We went out to an overpass of one of the detector arms. If you stand up here and look down the tunnel, you think you see the end. No this is only the mid-way station. The end of the arm is even further away than this building. We were able to see the end of the other tunnel while standing on the overpass. It’s a small tine “dot” at the far end of the detector arm. That’s more or less all you seem from here.
One of the highlights was definitely visiting the control room. This is where all the magic happens and I got to talk to one of the operators here at LIGO. He thoroughly explained all the monitors and the setup of LIGO here in Hanford.
Some of the monitors of the control room are actually mirrored to a screen in the visitor center.

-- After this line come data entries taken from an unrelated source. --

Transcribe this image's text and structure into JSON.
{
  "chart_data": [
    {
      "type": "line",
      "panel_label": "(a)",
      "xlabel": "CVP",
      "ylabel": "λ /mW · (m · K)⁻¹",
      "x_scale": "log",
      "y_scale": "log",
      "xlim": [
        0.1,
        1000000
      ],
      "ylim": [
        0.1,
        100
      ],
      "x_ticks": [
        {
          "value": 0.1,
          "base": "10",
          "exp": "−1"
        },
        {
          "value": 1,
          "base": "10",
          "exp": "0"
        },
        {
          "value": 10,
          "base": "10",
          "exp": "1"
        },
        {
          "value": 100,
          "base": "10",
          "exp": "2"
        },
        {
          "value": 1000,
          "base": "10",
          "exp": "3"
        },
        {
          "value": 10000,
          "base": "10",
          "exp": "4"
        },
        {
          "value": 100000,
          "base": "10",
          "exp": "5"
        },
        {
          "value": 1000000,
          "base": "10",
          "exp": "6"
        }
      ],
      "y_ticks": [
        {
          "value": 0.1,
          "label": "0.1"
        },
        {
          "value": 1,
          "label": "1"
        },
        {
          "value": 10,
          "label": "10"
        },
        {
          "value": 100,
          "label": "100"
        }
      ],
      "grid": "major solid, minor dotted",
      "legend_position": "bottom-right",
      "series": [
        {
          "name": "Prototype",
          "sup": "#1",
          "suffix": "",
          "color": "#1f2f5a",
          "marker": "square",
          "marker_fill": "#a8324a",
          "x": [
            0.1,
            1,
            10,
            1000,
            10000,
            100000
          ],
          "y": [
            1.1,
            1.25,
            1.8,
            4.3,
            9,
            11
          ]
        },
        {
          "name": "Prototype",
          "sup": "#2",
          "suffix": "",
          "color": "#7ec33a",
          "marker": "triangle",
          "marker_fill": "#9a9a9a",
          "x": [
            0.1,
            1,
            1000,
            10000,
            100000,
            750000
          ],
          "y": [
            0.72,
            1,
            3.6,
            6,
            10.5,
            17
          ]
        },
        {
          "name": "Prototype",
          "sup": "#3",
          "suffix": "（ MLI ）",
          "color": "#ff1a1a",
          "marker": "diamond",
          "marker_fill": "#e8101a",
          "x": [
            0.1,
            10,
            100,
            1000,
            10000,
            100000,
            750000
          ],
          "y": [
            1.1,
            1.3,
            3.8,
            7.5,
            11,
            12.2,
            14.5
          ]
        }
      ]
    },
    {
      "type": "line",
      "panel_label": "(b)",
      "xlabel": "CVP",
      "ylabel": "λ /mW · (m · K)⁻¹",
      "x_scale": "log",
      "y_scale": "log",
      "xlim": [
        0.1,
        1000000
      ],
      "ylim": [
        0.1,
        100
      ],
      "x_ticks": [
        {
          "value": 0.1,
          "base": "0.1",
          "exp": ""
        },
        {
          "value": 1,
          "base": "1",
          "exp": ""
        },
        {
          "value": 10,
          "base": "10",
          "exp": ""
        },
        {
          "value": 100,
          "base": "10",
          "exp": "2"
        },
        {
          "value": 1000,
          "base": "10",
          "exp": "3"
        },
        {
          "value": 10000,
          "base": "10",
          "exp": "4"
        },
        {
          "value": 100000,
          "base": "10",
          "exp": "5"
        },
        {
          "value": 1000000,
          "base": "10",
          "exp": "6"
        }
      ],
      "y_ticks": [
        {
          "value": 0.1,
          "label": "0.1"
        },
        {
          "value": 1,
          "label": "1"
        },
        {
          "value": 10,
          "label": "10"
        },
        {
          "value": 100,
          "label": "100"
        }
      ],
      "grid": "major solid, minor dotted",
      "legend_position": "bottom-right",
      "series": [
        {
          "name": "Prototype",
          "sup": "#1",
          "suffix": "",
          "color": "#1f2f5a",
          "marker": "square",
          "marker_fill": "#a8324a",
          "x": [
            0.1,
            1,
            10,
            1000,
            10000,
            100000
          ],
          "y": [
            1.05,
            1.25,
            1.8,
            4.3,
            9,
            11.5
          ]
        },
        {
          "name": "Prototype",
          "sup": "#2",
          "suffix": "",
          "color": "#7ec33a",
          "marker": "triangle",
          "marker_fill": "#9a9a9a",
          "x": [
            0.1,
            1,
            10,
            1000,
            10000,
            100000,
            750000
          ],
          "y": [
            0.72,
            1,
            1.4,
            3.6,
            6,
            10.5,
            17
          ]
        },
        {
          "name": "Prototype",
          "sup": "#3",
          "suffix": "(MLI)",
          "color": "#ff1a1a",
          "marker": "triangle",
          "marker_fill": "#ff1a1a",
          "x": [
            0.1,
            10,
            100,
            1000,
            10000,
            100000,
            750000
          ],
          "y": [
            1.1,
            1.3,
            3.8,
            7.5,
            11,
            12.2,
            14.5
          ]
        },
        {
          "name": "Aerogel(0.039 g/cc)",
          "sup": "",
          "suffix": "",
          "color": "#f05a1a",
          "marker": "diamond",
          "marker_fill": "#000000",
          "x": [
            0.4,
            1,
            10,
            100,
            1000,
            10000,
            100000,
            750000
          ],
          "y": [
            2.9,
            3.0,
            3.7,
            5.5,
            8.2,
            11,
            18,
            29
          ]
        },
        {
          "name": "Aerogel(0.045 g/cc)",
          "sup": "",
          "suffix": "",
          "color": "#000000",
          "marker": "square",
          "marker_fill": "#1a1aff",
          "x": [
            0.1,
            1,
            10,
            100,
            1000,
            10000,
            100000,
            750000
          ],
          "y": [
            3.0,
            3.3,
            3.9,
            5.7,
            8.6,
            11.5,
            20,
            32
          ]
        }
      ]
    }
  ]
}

It’s located to the left of the front desk.
As I was talking to the people here, it was interesting that many people don’t even know about that place here. Heck, I didn’t know about it either and just found it because of the flyer they put out at visitor station of the Manhattan Project. LIGO at Hanford and Livingston got constructed in 1994/95. This means that the LIGO at Hanford has been around for a while.
If you get a chance, visit this place and see for yourself. It’s always good to call ahead to see whats going on, especially if you are just a drop-in visitor. The visitor center might be open but you could get denied any further access.